Among Alito’s closest friends are his former clerks, a natural bond. But almost all were drawn from the chambers of a small number of highly conservative lower-court judges. When he wants to get a message out, he turns to sympathetic platforms such as The Wall Street Journal’s opinion pages and The American Spectator.

[Read: John Roberts’s dream is finally coming true]

In an interview with a Journal opinion writer, Alito said, “I marvel at all the nonsense that has been written about me.” He acknowledged that the traditional expectation has been for judges to “be mute” and let the legal establishment defend them, but no such defense was forthcoming: “And so at a certain point I’ve said to myself, nobody else is going to do this, so I have to defend myself.” His implication, perhaps subconscious, is that occasional flashes of partisanship are a form of self-defense.

Alito’s own feeling of beleaguerment may have spilled over into sympathy for Trump’s. In the Court’s “shadow docket” of emergency rulings on Trump’s efforts to stretch his executive power, the president has largely prevailed. On the rare occasions when conservative colleagues have joined with liberals to rein in Trump, Alito has held firm.
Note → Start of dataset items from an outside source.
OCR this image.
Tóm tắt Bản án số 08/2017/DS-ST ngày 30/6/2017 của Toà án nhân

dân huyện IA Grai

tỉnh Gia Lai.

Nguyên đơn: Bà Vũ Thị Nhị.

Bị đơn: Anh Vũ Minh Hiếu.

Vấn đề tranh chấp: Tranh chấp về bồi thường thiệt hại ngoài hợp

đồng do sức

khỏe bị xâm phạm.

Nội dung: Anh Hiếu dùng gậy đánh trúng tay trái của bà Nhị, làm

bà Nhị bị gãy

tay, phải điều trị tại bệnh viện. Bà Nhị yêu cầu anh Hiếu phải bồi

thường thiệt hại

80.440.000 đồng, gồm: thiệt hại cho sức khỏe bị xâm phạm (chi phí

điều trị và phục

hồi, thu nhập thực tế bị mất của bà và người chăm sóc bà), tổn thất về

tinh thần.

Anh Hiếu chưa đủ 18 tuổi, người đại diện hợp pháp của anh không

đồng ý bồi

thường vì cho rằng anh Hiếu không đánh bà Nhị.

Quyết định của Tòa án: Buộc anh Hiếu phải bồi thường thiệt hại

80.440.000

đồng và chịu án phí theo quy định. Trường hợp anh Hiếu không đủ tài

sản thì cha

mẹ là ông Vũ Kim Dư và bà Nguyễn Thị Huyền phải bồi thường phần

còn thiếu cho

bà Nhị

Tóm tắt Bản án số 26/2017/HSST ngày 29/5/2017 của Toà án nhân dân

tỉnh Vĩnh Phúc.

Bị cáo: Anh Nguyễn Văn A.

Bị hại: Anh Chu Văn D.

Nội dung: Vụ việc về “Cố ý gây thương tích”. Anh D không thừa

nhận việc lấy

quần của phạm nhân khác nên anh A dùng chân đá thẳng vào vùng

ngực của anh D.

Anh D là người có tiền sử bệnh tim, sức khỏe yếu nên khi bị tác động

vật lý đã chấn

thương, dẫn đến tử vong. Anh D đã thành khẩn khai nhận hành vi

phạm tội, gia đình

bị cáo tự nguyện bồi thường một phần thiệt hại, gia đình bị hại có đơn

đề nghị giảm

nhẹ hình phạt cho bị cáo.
But as the Court prepares to rule on birthright citizenship and the president’s control over the Federal Reserve—and potentially many more cases involving Trump’s executive power could come in the near future—not all of Alito’s fellow conservatives have been prone to reflexive partisanship. Justices John Roberts, Amy Coney Barrett, Brett Kavanaugh, and Neil Gorsuch have, at least in a few cases, seemed responsive to arguments about the need to restrict presidential authority. They seem to realize that their movement’s first principles call for strict fidelity to the Founders’ intricate system of checks and balances.

Will Alito join them? Somewhere within him is the spirit of the patriotic teenager and the careful lower-court judge who rejected any notion of party loyalty or judicial agenda. Perhaps he can yet find the will to channel his earlier self.